/news/world

Le sort s’acharne sur une femme de Fort McMurray

Agence QMI 

Une Albertaine qui avait fui en mai 2016 le feu dévastateur de Fort McMurray, en Alberta, a de nouveau dû faire face à une évacuation chaotique, alors qu’elle en était à sa deuxième journée de vacances à Miami, en Floride, État sur lequel fonce le monstrueux ouragan Irma.

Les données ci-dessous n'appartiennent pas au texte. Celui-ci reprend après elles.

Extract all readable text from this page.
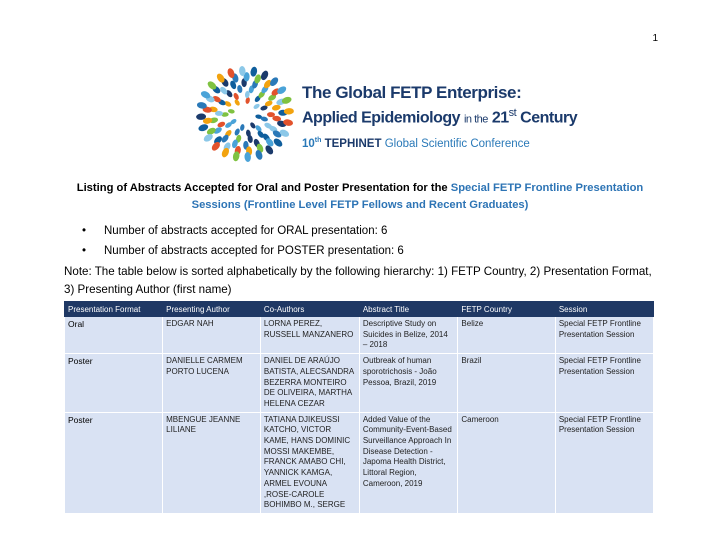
1
The Global FETP Enterprise:
Applied Epidemiology in the 21st Century
10th TEPHINET Global Scientific Conference
Listing of Abstracts Accepted for Oral and Poster Presentation for the Special FETP Frontline Presentation Sessions (Frontline Level FETP Fellows and Recent Graduates)
• Number of abstracts accepted for ORAL presentation: 6
• Number of abstracts accepted for POSTER presentation: 6
Note: The table below is sorted alphabetically by the following hierarchy: 1) FETP Country, 2) Presentation Format, 3) Presenting Author (first name)
Presentation Format	Presenting Author	Co-Authors	Abstract Title	FETP Country	Session
Oral	EDGAR NAH	LORNA PEREZ, RUSSELL MANZANERO	Descriptive Study on Suicides in Belize, 2014 – 2018	Belize	Special FETP Frontline Presentation Session
Poster	DANIELLE CARMEM PORTO LUCENA	DANIEL DE ARAÚJO BATISTA, ALECSANDRA BEZERRA MONTEIRO DE OLIVEIRA, MARTHA HELENA CEZAR	Outbreak of human sporotrichosis - João Pessoa, Brazil, 2019	Brazil	Special FETP Frontline Presentation Session
Poster	MBENGUE JEANNE LILIANE	TATIANA DJIKEUSSI KATCHO, VICTOR KAME, HANS DOMINIC MOSSI MAKEMBE, FRANCK AMABO CHI, YANNICK KAMGA, ARMEL EVOUNA ,ROSE-CAROLE BOHIMBO M., SERGE	Added Value of the Community-Event-Based Surveillance Approach In Disease Detection - Japoma Health District, Littoral Region, Cameroon, 2019	Cameroon	Special FETP Frontline Presentation Session
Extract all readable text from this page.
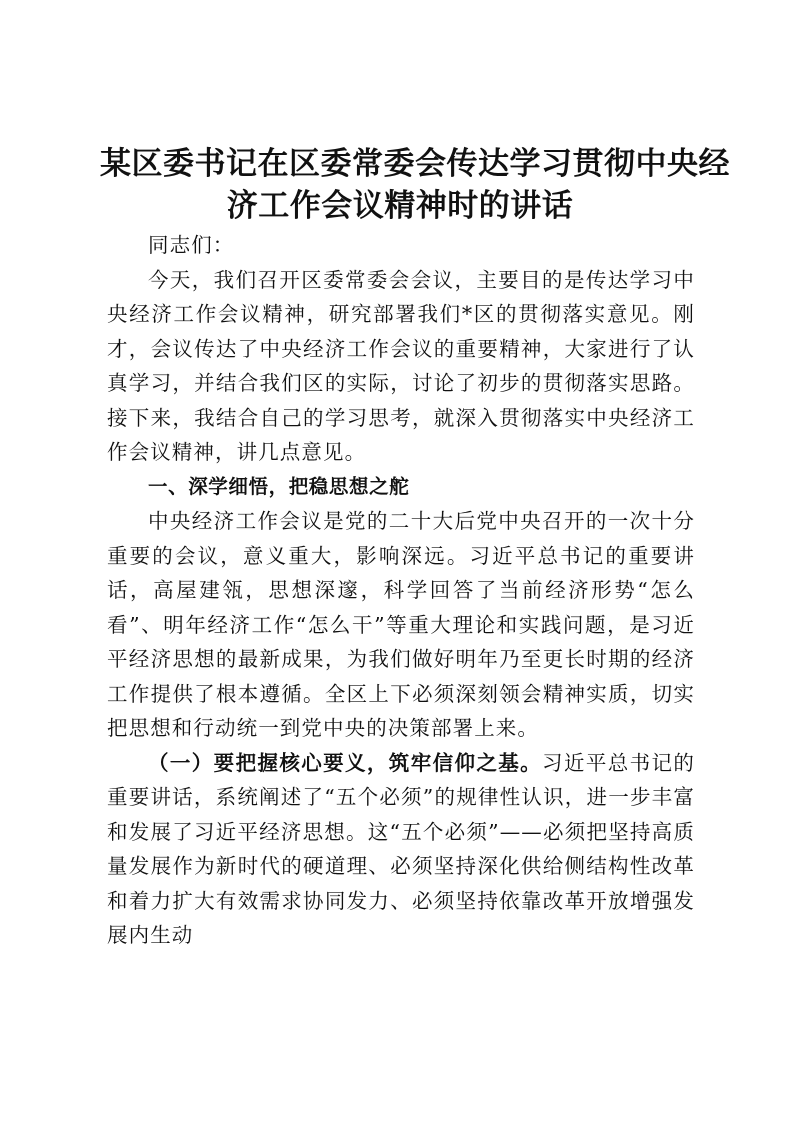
某区委书记在区委常委会传达学习贯彻中央经
济工作会议精神时的讲话

同志们：

今天，我们召开区委常委会会议，主要目的是传达学习中央经济工作会议精神，研究部署我们*区的贯彻落实意见。刚才，会议传达了中央经济工作会议的重要精神，大家进行了认真学习，并结合我们区的实际，讨论了初步的贯彻落实思路。接下来，我结合自己的学习思考，就深入贯彻落实中央经济工作会议精神，讲几点意见。

一、深学细悟，把稳思想之舵

中央经济工作会议是党的二十大后党中央召开的一次十分重要的会议，意义重大，影响深远。习近平总书记的重要讲话，高屋建瓴，思想深邃，科学回答了当前经济形势“怎么看”、明年经济工作“怎么干”等重大理论和实践问题，是习近平经济思想的最新成果，为我们做好明年乃至更长时期的经济工作提供了根本遵循。全区上下必须深刻领会精神实质，切实把思想和行动统一到党中央的决策部署上来。

（一）要把握核心要义，筑牢信仰之基。习近平总书记的重要讲话，系统阐述了“五个必须”的规律性认识，进一步丰富和发展了习近平经济思想。这“五个必须”——必须把坚持高质量发展作为新时代的硬道理、必须坚持深化供给侧结构性改革和着力扩大有效需求协同发力、必须坚持依靠改革开放增强发展内生动
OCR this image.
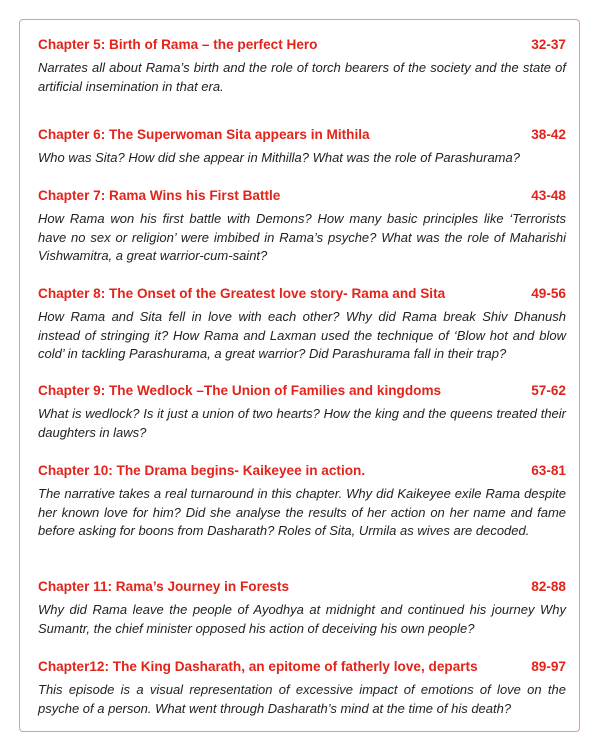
Chapter 5: Birth of Rama – the perfect Hero	32-37

Narrates all about Rama’s birth and the role of torch bearers of the society and the state of artificial insemination in that era.

Chapter 6: The Superwoman Sita appears in Mithila	38-42

Who was Sita? How did she appear in Mithilla? What was the role of Parashurama?

Chapter 7: Rama Wins his First Battle	43-48

How Rama won his first battle with Demons? How many basic principles like ‘Terrorists have no sex or religion’ were imbibed in Rama’s psyche? What was the role of Maharishi Vishwamitra, a great warrior-cum-saint?

Chapter 8: The Onset of the Greatest love story- Rama and Sita	49-56

How Rama and Sita fell in love with each other? Why did Rama break Shiv Dhanush instead of stringing it? How Rama and Laxman used the technique of ‘Blow hot and blow cold’ in tackling Parashurama, a great warrior? Did Parashurama fall in their trap?

Chapter 9: The Wedlock –The Union of Families and kingdoms	57-62

What is wedlock? Is it just a union of two hearts? How the king and the queens treated their daughters in laws?

Chapter 10: The Drama begins- Kaikeyee in action.	63-81

The narrative takes a real turnaround in this chapter. Why did Kaikeyee exile Rama despite her known love for him? Did she analyse the results of her action on her name and fame before asking for boons from Dasharath? Roles of Sita, Urmila as wives are decoded.

Chapter 11: Rama’s Journey in Forests	82-88

Why did Rama leave the people of Ayodhya at midnight and continued his journey Why Sumantr, the chief minister opposed his action of deceiving his own people?

Chapter12: The King Dasharath, an epitome of fatherly love, departs	89-97

This episode is a visual representation of excessive impact of emotions of love on the psyche of a person. What went through Dasharath’s mind at the time of his death?
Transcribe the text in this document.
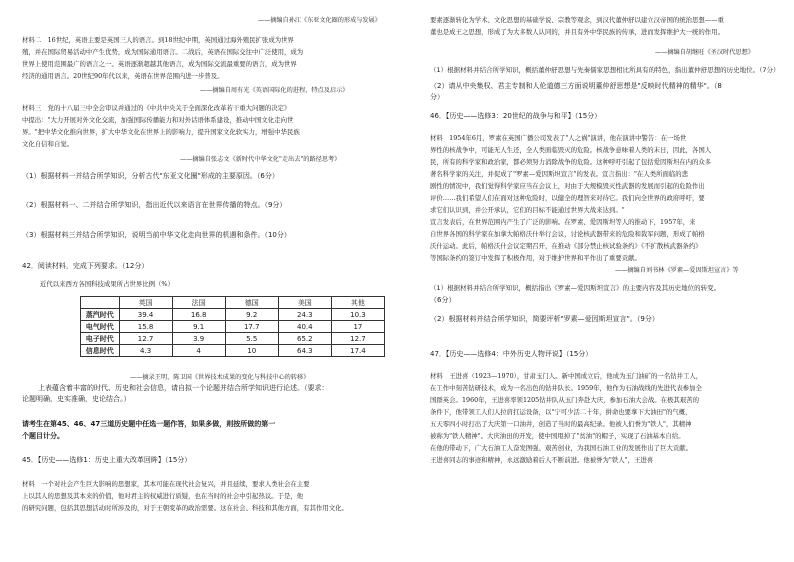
——摘编自孙江《东亚文化圈的形成与发展》
材料二　16世纪，英语主要是英国三人的语言。到18世纪中期，英国通过海外殖民扩张成为世界
殖，并在国际贸易活动中产生优势，成为国际通用语言。二战后，英语在国际交往中广泛使用，成为
世界上使用范围最广的语言之一。英语逐渐超越其他语言，成为国际交流最重要的语言，成为世界
经济的通用语言。20世纪90年代以来，英语在世界范围内进一步普及。
——摘编自周有光《英语国际化的进程、特点及启示》
材料三　党的十八届三中全会审议并通过的《中共中央关于全面深化改革若干重大问题的决定》
中提出："大力开展对外文化交流，加强国际传播能力和对外话语体系建设，推动中国文化走向世
界。"把中华文化推向世界，扩大中华文化在世界上的影响力，提升国家文化软实力，增强中华民族
文化自信和自觉。
——摘编自张志文《新时代中华文化"走出去"的路径思考》
（1）根据材料一并结合所学知识，分析古代"东亚文化圈"形成的主要原因。（6分）
（2）根据材料一、二并结合所学知识，指出近代以来语言在世界传播的特点。（9分）
（3）根据材料三并结合所学知识，说明当前中华文化走向世界的机遇和条件。（10分）
42．阅读材料，完成下列要求。（12分）
近代以来西方各国科技成果所占世界比例（%）
	英国	法国	德国	美国	其他
蒸汽时代	39.4	16.8	9.2	24.3	10.3
电气时代	15.8	9.1	17.7	40.4	17
电子时代	12.7	3.9	5.5	65.2	12.7
信息时代	4.3	4	10	64.3	17.4
——摘录王明、陈卫国《世界技术成果的变化与科技中心的转移》
上表蕴含着丰富的时代、历史和社会信息，请自拟一个论题并结合所学知识进行论述。（要求：
论题明确，史实准确，史论结合。）
请考生在第45、46、47三道历史题中任选一题作答，如果多做，则按所做的第一
个题目计分。
45．【历史——选修1：历史上重大改革回眸】（15分）
材料　一个对社会产生巨大影响的思想家，其本可能在现代社会复兴，并且延续，要求人类社会在主要
上以其人的思想及其本来的价值，他对君主的权威进行质疑，也在当时的社会中引起热议。于是，他
的研究问题，包括其思想活动时所涉及的，对于王朝变革的政治需要。这在社会、科技和其他方面，有其作用文化。
要素逐渐转化为学术、文化思想的基础学说、宗教等观念，到汉代董仲舒以建立汉帝国的统治思想——重
董也是成王之思想，形成了为大多数人认同的，并且有外中华民族的传承，进而发挥维护大一统的作用。
——摘编自胡继旺《圣汉时代思想》
（1）根据材料并结合所学知识，概括董仲舒思想与先秦儒家思想相比所具有的特色，指出董仲舒思想的历史地位。（7分）
（2）请从中央集权、君主专制和人伦道德三方面说明董仲舒思想是"反映时代精神的精华"。（8
分）
46．【历史——选修3：20世纪的战争与和平】（15分）
材料　1954年6月，罗素在英国广播公司发表了"人之祸"演讲，他在演讲中警告：在一场世
界性的核战争中，可能无人生还，全人类面临毁灭的危险。核战争意味着人类的末日，因此，各国人
民，所有的科学家和政治家，都必须努力消除战争的危险。这种呼吁引起了包括爱因斯坦在内的众多
著名科学家的关注，并促成了"罗素—爱因斯坦宣言"的发表。宣言指出："在人类所面临的悲
剧性的情况中，我们觉得科学家应当在会议上，对由于大规模毁灭性武器的发展而引起的危险作出
评价……我们希望人们在面对这种危险时，以健全的理智来对待它。我们向全世界的政府呼吁，要
求它们认识到，并公开承认，它们的目标不能通过世界大战来达到。"
宣言发表后，在世界范围内产生了广泛的影响。在罗素、爱因斯坦等人的推动下，1957年，来
自世界各国的科学家在加拿大帕格沃什举行会议，讨论核武器带来的危险和裁军问题，形成了帕格
沃什运动。此后，帕格沃什会议定期召开，在推动《部分禁止核试验条约》《不扩散核武器条约》
等国际条约的签订中发挥了积极作用，对于维护世界和平作出了重要贡献。
——摘编自刘书林《罗素—爱因斯坦宣言》等
（1）根据材料并结合所学知识，概括指出《罗素—爱因斯坦宣言》的主要内容及其历史地位的转变。
（6分）
（2）根据材料并结合所学知识，简要评析"罗素—爱因斯坦宣言"。（9分）
47．【历史——选修4：中外历史人物评说】（15分）
材料　王进喜（1923—1970），甘肃玉门人。新中国成立后，他成为玉门油矿的一名钻井工人，
在工作中刻苦钻研技术，成为一名出色的钻井队长。1959年，他作为石油战线的先进代表参加全
国群英会。1960年，王进喜率领1205钻井队从玉门奔赴大庆，参加石油大会战。在极其艰苦的
条件下，他带领工人们人拉肩扛运设备，以"宁可少活二十年，拼命也要拿下大油田"的气概，
五天零四小时打出了大庆第一口油井，创造了当时的最高纪录。他被人们誉为"铁人"，其精神
被称为"铁人精神"。大庆油田的开发，使中国甩掉了"贫油"的帽子，实现了石油基本自给。
在他的带动下，广大石油工人奋发图强、艰苦创业，为我国石油工业的发展作出了巨大贡献。
王进喜同志的事迹和精神，永远激励着后人不断前进。他被誉为"铁人"，王进喜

Christine Drul a indiqué à la station CHED 630 AM, basée à Edmonton, qu’elle était désespérée d’échapper à la menace d’Irma.

«Il n'y avait aucun mot à propos [d’Irma] avant de partir pour mon voyage», a raconté la résidente de Fort McMurray, qui a constaté deux jours après son arrivée à Miami que la nature menaçait de faire bien des ravages sur la péninsule.

«Alors j'ai appelé pour voir si je pouvais déplacer mon vol, mais il n'y en avait plus quittant la Floride. C'est alors que j’ai réalisé que cela devenait sérieux», a-t-elle relaté.

Aussi, elle a loué un véhicule et a conduit jusqu’à Atlanta, dans l’état voisin de la Géorgie, pour enfin se dénicher un siège à bord d’un avion. Cette virée de près de 1100 km ne s’est cependant pas faite sans angoisse, et la femme a raconté à la radio qu’elle avait vécu plus d’émotions fortes en fuyant la Floride qu’en échappant aux flammes ayant ravagé sa ville, l’an dernier, dans le nord de l’Alberta.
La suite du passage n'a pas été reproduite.